Prove that a line that intersect with a convex plane curve >=3 times, it is tangent to the curve.

Question

I saw this lemma in Diff' geometry class. The proof (not formal) from the recitation is: say L intersects with a convex plane curve in a, b and c so that b is in [a,c]. Let L' be the tangent line of the curve in point b.
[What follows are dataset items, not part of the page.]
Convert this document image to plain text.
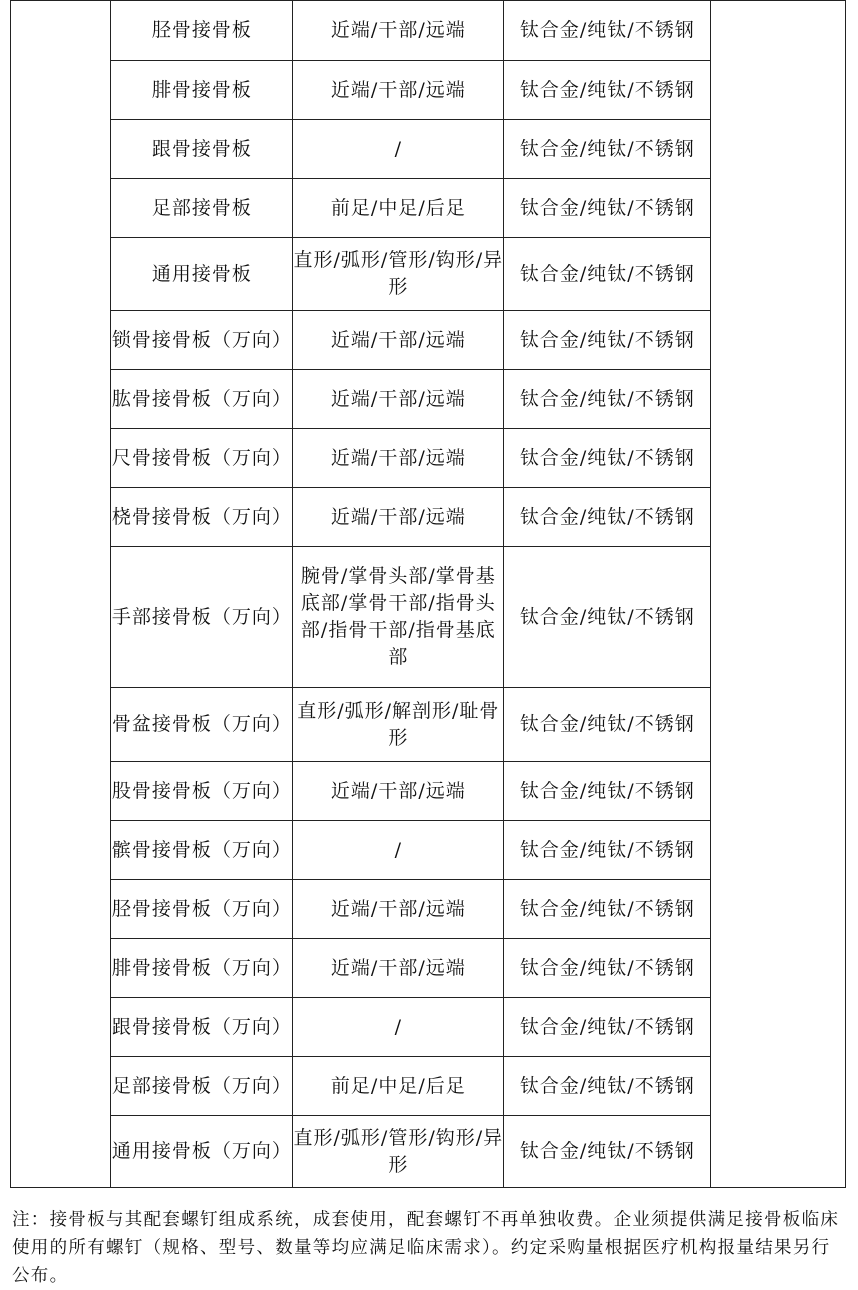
	胫骨接骨板	近端/干部/远端	钛合金/纯钛/不锈钢	
	腓骨接骨板	近端/干部/远端	钛合金/纯钛/不锈钢	
	跟骨接骨板	/	钛合金/纯钛/不锈钢	
	足部接骨板	前足/中足/后足	钛合金/纯钛/不锈钢	
	通用接骨板	直形/弧形/管形/钩形/异形	钛合金/纯钛/不锈钢	
	锁骨接骨板（万向）	近端/干部/远端	钛合金/纯钛/不锈钢	
	肱骨接骨板（万向）	近端/干部/远端	钛合金/纯钛/不锈钢	
	尺骨接骨板（万向）	近端/干部/远端	钛合金/纯钛/不锈钢	
	桡骨接骨板（万向）	近端/干部/远端	钛合金/纯钛/不锈钢	
	手部接骨板（万向）	腕骨/掌骨头部/掌骨基底部/掌骨干部/指骨头部/指骨干部/指骨基底部	钛合金/纯钛/不锈钢	
	骨盆接骨板（万向）	直形/弧形/解剖形/耻骨形	钛合金/纯钛/不锈钢	
	股骨接骨板（万向）	近端/干部/远端	钛合金/纯钛/不锈钢	
	髌骨接骨板（万向）	/	钛合金/纯钛/不锈钢	
	胫骨接骨板（万向）	近端/干部/远端	钛合金/纯钛/不锈钢	
	腓骨接骨板（万向）	近端/干部/远端	钛合金/纯钛/不锈钢	
	跟骨接骨板（万向）	/	钛合金/纯钛/不锈钢	
	足部接骨板（万向）	前足/中足/后足	钛合金/纯钛/不锈钢	
	通用接骨板（万向）	直形/弧形/管形/钩形/异形	钛合金/纯钛/不锈钢	

注：接骨板与其配套螺钉组成系统，成套使用，配套螺钉不再单独收费。企业须提供满足接骨板临床使用的所有螺钉（规格、型号、数量等均应满足临床需求）。约定采购量根据医疗机构报量结果另行公布。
The curve is convex so a and c are on the same side of L', hence L'=L and L is tangent to the curve......???? I don't understand how this prove(or show) anything and more importantly: How can a tangent line of a convex curve cross it in another 2 or more point?? By definition a closed simple convex curve creates a convex subset of R^2.

Answer 1

Suppose two distinct lines $L$ and $L'$ pass through $b$ and $a,c\in L$. Then if $b$ is between $a$ and $c$, it follows that $a$ and $c$ lie on opposite sides of $L'$. If we assume $C$ is convex and $L'$ is tangent to $C$ at $b$, then $a$ and $c$ must lie on the same side of $L'$. Thus, $L$ and $L'$ cannot be distinct and must coincide. (The only way this can happen, then, is for $L$ to be tangent to $C$ all along $[a,c]$, so the curve $C$ contains the line segment $[a,c]$. The curve is then not strictly convex, but is still, according to some definitions, convex.)